Type 2 diabetes mellitus (T2DM), a complicated chronic metabolic disorder, is defined by insulin resistance, chronic inflammation, and hyperglycemia. 1 , 2 Low‐grade inflammation may result in insulin resistance, impaired glucose tolerance and finally diabetes. Meanwhile, hyperglycemia could produce and increase the expressions of inflammatory cytokines which could aggravate the insulin resistance as well. 3 Type 2 diabetes mellitus presented a rapid increase in China and the prevalence rate of adult T2DM reached 11.6% in 2010, which was expected to increase annually. 4 , 5 In the advanced stage, T2DM patients often suffer from various complications. 6 Therefore, it is urging to discover specific, sensitive, and convenient biomarkers for detecting T2DM.

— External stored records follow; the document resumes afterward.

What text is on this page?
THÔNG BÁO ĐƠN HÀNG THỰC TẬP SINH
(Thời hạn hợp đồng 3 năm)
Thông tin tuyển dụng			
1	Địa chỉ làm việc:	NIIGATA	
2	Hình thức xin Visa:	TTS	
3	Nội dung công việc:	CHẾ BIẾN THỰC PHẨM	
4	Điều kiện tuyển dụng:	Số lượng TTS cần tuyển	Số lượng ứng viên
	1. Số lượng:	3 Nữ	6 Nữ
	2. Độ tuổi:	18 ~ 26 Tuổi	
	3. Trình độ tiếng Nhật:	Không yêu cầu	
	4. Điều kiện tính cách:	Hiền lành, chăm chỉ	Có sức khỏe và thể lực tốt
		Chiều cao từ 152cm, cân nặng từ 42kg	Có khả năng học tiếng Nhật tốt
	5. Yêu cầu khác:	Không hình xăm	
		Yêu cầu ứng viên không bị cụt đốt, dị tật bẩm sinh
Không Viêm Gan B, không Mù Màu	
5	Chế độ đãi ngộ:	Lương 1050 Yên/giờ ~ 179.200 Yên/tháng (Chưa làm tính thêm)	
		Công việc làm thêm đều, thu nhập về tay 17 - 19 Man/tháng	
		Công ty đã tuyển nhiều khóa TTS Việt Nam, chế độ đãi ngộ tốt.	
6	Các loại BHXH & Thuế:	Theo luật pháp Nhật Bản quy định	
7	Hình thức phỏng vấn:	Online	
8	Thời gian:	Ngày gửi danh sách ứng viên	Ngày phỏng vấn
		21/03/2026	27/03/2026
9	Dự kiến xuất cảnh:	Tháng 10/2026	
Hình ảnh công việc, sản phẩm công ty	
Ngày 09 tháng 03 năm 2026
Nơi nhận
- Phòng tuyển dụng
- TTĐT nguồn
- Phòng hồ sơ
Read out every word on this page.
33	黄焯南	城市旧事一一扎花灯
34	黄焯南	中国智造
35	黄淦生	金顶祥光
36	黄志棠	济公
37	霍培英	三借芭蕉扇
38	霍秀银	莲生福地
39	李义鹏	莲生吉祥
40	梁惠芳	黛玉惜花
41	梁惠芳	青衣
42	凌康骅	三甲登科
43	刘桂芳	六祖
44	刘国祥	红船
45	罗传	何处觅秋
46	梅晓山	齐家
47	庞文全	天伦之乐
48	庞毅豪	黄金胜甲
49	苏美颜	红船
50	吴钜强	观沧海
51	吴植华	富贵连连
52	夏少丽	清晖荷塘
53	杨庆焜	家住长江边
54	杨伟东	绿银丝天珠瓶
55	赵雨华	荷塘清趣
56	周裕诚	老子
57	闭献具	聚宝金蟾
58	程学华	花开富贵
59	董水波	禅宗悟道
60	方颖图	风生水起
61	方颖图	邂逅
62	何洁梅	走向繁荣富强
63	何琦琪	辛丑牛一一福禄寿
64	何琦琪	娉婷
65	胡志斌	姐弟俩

Circular RNAs (circRNAs) were considered to function as the sponges of specific miRNA, regulating cellular processes at the post‐transcription stage. 7 Accumulating evidence proved that circRNAs were associated with diabetes. For instance, has_circRNA_0054633, has_circRNA_ 063981, has_circRNA_102682, and has_circRNA_103410 were dysregulated in gestational diabetes mellitus. 8 Moreover, 489 circRNAs were found to be dysregulated in T2DM patients and has_circRNA_00054633 presented a significant diagnostic value for pre‐diabetes and T2DM. 9

In the present study, we focused on elucidating the clinical values of two circRNAs (has_circRNA_CCNB1 and has_circ_0009024) in detecting T2DM patients.

2. MATERIALS AND METHODS

2.1. Sample collection

In the present study, a total of 166 T2DM patients and 166 healthy volunteers were recruited from Geriatric Research Center, Jinling Hospital, Nanjing University, School of Medicine between January 2015 and December 2017 (Table 1). 2 mL blood was collected following overnight fasting and preserved in EDTA tubes. The exclusion criteria: anyone who has systematic acute or chronic inflammatory disease; cancer; renal failure; and other endocrine diseases. The inclusion criteria for T2DM were consistent with World Health Organization criteria: fasting glucose >7 mmol/L or 2 hour oral glucose tolerance test >11.1 mmol/L. Our study was approved by the Ethics Committee of Geriatric Research Center, Jinling Hospital, Nanjing University, School of Medicine, and written consent was obtained from each participant.

Table 1.

Clinicopathological features in patients with T2DM and healthy controls

Features Control (n = 166) T2DM (n = 166) P
Age 55.9 ± 5.6 56.4 ± 7.1 .4767
Male 96 89 1.4393
Female 70 77
GLU (mmol/L) 5.32 ± 0.96 10.86 ± 1.55 <.0001
GHb (mg/dl) 5.51 ± 1.25 9.21 ± 1.42 <.0001

Abbreviations: Control, healthy volunteers; T2DM, type 2 diabetes mellitus; GLU, glucose; GHb, glycosylated hemoglobin.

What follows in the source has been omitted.